Let $X_1,...,X_n$ be a sample from a poisson distribution with parameter $θ > 0$. I need to find the $E(X_1^2 | \sum_{i=1}^nX_i)$. The only thing i noticed is that $\sum_{i=1}^nX_i$ is a complete sufficient statistic. I'm confused about this problem and how to approach it, could anyone help? Thank you!

Answer 1

$$P(X_1 = p | \sum_i X_i = q) = \frac{P(\sum_i X_i = q,X_1 = p)}{P(\sum_i X_i = q)} = \frac{P(\sum_i X_i = q|X_1 = p)P(X_1 = p)}{P(\sum_i X_i = q)} = \frac{P(\sum_{i \geq 2} X_i = q-p)P(X_1 = p)}{P(\sum_i X_i = q)}$$

$$P(\sum_{i = 1}^n X_i = q) = \frac{e^{-(n\theta)} (n\theta)^q}{q!}$$

$$P(X_1 = p | \sum_i X_i = q) = \frac{P(\sum_{i \geq 2} X_i = q-p)P(X_1 = p)}{P(\sum_i X_i = q)} = \frac{q!}{(q-p)! p!} \left(\frac{n-1}{n}\right)^{q-p} \left(\frac{1}{n}\right)^{p}$$

Hence conditional mass function $P(X_1 = p | \sum_i X_i = q)$ follows binomial distribution.

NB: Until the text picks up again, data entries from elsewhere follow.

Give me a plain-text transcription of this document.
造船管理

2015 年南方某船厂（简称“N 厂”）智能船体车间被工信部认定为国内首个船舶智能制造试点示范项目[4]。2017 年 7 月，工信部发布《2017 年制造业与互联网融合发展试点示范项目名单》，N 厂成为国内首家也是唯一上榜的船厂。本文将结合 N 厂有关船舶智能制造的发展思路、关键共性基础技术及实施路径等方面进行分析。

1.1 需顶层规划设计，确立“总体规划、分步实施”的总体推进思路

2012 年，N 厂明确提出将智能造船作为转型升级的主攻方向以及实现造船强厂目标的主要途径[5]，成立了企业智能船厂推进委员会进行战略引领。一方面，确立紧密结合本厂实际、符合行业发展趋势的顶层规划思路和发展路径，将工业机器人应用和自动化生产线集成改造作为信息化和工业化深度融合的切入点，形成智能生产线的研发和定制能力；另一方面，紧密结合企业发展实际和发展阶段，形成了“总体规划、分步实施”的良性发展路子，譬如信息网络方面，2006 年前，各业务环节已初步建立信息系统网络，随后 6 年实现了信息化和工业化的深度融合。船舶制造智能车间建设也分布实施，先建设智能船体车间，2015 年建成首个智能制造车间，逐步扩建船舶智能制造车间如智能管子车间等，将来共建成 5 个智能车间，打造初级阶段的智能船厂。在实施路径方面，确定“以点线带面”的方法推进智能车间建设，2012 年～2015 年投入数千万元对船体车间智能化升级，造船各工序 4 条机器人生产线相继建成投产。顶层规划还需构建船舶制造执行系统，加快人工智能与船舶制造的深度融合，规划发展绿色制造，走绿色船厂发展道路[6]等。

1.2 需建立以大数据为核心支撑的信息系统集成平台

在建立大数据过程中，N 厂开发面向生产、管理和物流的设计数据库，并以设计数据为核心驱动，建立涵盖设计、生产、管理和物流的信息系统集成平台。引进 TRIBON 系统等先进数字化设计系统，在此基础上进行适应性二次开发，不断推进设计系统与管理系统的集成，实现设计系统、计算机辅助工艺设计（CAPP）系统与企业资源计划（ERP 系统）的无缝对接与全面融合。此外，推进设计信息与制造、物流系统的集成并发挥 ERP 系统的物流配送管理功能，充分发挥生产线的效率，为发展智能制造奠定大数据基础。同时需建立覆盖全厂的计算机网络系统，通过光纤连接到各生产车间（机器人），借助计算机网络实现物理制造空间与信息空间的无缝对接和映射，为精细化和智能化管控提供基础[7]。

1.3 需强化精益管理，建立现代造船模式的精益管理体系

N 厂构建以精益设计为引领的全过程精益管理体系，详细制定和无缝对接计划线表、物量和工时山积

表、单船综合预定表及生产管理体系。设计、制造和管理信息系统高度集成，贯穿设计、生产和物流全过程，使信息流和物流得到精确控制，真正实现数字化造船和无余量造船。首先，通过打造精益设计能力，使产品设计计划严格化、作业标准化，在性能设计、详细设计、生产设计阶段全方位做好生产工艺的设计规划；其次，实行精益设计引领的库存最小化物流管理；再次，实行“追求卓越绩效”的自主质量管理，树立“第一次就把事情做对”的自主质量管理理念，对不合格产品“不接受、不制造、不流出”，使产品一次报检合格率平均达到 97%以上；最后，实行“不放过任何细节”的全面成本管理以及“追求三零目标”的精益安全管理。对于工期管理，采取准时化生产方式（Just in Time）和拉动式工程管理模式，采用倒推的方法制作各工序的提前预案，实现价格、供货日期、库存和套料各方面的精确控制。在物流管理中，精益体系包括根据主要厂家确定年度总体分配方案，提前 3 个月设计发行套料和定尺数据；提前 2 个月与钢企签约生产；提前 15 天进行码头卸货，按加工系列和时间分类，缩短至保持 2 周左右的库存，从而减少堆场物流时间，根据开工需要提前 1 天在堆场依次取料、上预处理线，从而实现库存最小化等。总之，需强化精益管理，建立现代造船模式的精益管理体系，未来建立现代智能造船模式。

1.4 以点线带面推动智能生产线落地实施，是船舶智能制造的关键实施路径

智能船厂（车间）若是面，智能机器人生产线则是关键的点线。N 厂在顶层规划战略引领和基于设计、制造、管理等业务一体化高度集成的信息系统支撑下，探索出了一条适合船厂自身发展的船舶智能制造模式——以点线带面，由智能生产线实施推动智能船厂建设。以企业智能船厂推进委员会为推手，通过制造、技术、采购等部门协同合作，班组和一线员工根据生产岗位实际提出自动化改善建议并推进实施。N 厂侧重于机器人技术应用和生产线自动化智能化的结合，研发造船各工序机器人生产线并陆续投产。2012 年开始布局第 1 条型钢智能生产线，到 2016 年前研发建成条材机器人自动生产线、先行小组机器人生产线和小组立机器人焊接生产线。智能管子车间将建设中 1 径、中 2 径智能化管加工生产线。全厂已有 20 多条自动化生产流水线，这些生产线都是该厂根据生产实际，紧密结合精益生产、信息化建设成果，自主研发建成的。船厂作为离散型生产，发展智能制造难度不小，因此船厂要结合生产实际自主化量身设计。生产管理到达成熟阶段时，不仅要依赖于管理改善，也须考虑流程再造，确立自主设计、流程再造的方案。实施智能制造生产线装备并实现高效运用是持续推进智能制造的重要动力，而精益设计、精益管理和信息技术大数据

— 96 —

Now $$E(X_1^2|\sum_i X_i = q) = q(q-1) \left(\frac{1}{n}\right)^2 + q \left(\frac{1}{n}\right)$$

Answer 2

I don't know if there is a more elegant/general solution (perhaps relating with the suficient statistics thing) but it's quite easy to show that $X_1$ conditioned on $\sum_{i=1}^n X_i$ follows a Binomial distribution. From that, we can calculate the (conditional) mean and variance, and from that the desired $E(X_1^2 | \sum_{i=1}^n X_i)$

Answer 3

Using a hint which @StubbornAtom wrote in the comments, i get the following. $E(X_{1}^{2} | \sum_{i=1}^nX_i)$ by the corollary on the optimal estimate for the Kolmogorov-Blackwell-Rao theorem, i need to find optimal estimate of the parameter $E(X_1^2) = \theta^2 + \theta$. Sufficient statistic of possion distribtuion is $\sum_{i=1}^nX_i$. Also this statistic is a complete. So considering $\phi(\sum_{i=1}^nX_i) =(\frac{1}{n}\sum_{i=1}^nX_i)^2 + \frac{1}{n}\sum_{i=1}^nX_i(1-\frac{1}{n})$, we get that $(\frac{1}{n}\sum_{i=1}^nX_i)^2 + \frac{1}{n}\sum_{i=1}^nX_i(1-\frac{1}{n})$ is a optimal estimator(best unbiased) of $E(X_1^2)$. This answer is the same as @Balaji sb's answer.